I stumbled on this SoundCloud playlist by accident — apparently uploaded by some dude who says his neighbor “used to rap & do beats back in the day.” Clicked out of curiosity… and ended up sitting through the whole thing with the same feeling you get when you open an old shoebox full of forgotten photos. This “album” (really a wild, chronological playlist) plays like the secret history of Atlanta hip-hop told through one duo’s rise, rupture, and heartbreak. From the first track — a raw skating-rink recording at Thrasherville in Lawrenceville — you’re hit with pure early ’90s Southern bass energy. Before they were officially OddACity, it’s just MC Dillon Gramz and DJ Tic Boom snapping like they belong on the same shelf as “Da Dip,” “Tootsee Roll,” and “Whoomp! (There It Is).” The authenticity is ridiculous; it feels like someone unearthed a tape that’s been sitting in a drawer since Freaknik ’93.

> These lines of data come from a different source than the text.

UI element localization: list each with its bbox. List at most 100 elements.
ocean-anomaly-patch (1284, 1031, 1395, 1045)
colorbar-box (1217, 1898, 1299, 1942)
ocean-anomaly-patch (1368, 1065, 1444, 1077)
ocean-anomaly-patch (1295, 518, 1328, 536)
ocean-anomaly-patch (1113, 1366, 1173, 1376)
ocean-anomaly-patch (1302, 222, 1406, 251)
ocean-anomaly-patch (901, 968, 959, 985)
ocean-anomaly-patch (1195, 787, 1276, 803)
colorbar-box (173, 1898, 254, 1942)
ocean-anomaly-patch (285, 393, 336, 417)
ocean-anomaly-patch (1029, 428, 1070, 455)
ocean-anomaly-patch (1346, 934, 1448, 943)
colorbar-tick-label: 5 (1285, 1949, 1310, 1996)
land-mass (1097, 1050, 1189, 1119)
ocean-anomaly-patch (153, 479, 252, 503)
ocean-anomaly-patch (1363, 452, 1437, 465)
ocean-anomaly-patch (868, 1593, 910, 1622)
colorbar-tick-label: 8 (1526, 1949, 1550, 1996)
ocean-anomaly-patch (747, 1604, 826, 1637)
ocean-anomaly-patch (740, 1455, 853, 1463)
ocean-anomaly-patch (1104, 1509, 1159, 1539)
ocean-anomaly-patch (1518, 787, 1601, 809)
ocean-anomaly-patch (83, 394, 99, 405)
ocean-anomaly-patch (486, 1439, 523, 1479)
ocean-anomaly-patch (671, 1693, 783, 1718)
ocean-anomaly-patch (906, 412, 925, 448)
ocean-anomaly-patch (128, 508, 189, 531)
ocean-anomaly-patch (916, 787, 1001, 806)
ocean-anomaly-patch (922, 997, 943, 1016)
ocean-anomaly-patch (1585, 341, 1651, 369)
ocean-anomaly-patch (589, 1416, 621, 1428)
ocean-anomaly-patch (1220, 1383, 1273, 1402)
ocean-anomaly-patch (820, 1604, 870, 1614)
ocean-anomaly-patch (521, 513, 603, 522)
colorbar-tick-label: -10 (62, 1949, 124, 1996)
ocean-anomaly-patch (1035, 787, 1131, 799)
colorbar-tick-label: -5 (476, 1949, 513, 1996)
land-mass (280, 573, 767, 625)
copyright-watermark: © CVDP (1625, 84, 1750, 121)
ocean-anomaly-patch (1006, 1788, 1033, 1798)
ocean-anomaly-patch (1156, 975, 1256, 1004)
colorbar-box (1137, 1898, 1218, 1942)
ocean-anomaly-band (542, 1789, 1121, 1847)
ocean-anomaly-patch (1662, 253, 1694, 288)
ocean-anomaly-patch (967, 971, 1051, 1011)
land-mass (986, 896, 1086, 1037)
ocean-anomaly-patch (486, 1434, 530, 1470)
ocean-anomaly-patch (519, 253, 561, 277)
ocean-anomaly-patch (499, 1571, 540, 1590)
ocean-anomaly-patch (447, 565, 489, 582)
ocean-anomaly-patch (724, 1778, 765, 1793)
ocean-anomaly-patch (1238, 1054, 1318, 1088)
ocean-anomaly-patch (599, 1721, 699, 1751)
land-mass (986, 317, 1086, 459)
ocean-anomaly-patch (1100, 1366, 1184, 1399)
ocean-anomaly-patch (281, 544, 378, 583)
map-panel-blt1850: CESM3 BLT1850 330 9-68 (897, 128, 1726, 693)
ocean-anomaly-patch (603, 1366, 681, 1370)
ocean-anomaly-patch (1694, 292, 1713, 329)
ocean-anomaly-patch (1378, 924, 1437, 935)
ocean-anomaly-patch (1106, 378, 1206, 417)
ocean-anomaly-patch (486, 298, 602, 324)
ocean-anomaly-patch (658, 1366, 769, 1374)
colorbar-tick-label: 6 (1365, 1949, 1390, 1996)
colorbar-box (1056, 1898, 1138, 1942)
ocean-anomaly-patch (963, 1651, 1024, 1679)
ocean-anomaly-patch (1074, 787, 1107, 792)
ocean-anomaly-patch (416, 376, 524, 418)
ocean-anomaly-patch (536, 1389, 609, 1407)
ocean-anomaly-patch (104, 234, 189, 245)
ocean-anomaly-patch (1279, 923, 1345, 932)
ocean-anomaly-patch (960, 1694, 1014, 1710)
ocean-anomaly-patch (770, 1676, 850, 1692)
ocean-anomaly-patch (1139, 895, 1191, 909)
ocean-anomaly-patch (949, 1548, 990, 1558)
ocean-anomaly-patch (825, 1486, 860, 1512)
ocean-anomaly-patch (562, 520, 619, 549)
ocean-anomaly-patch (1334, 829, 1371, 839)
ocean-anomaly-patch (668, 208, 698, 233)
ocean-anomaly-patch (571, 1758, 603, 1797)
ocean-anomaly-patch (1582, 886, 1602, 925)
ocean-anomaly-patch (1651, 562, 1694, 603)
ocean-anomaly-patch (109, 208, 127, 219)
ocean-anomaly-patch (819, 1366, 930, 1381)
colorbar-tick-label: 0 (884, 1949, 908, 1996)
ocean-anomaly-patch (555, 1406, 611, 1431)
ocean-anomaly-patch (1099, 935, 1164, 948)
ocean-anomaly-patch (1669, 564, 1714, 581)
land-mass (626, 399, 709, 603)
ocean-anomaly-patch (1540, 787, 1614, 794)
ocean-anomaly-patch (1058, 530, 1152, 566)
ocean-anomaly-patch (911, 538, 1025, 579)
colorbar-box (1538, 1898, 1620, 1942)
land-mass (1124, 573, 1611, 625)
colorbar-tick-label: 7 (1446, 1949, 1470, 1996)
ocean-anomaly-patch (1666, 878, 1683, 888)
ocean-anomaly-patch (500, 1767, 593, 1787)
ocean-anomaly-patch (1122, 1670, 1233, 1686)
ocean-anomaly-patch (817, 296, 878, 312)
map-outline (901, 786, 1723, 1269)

Then the playlist shifts, and you hear OddACity evolve in real time. The “Shawty” remix shows them tipping into that Inoj/Ghost Town DJs lane — bright ATL booty-bass sparkle with Big Tic (now going by his newer name) carrying the production while Gramz floats in clean. By the time you hit the Country as a Buttermilk Biscuit cut, they’ve stepped straight into Outkast territory: storytelling, chemistry, the sense of two Atlanta kids figuring out their voice before crunk swallowed the city whole. The follow-up tracks trace the actual fracture in their dynamic — that Ying Yang/David Banner-esque crunk joint where they clearly aren’t in sync anymore, the snap-era reunion where they briefly find the magic again, and then Gramz’s solo track where the subliminals aren’t even subtle. Suddenly this isn’t just nostalgia; it’s a document of a group falling apart in the way only rap duos do.
But the real gut punch hits in the final stretch — Big Tic’s Gangsta Grillz diss, Gramz’s underground counter-strike, and finally the last track Tic ever recorded: a small-room, shaky-mic tribute after Gramz passed. You can hear the years of brotherhood, beef, regret, and loss all folding into his voice. By the end, this playlist stops being a curiosity and turns into something closer to folklore — the kind of neighborhood myth that deserves to be preserved. If you want to hear the evolution of Atlanta hip-hop through the lens of two artists who lived every era, hit play immediately.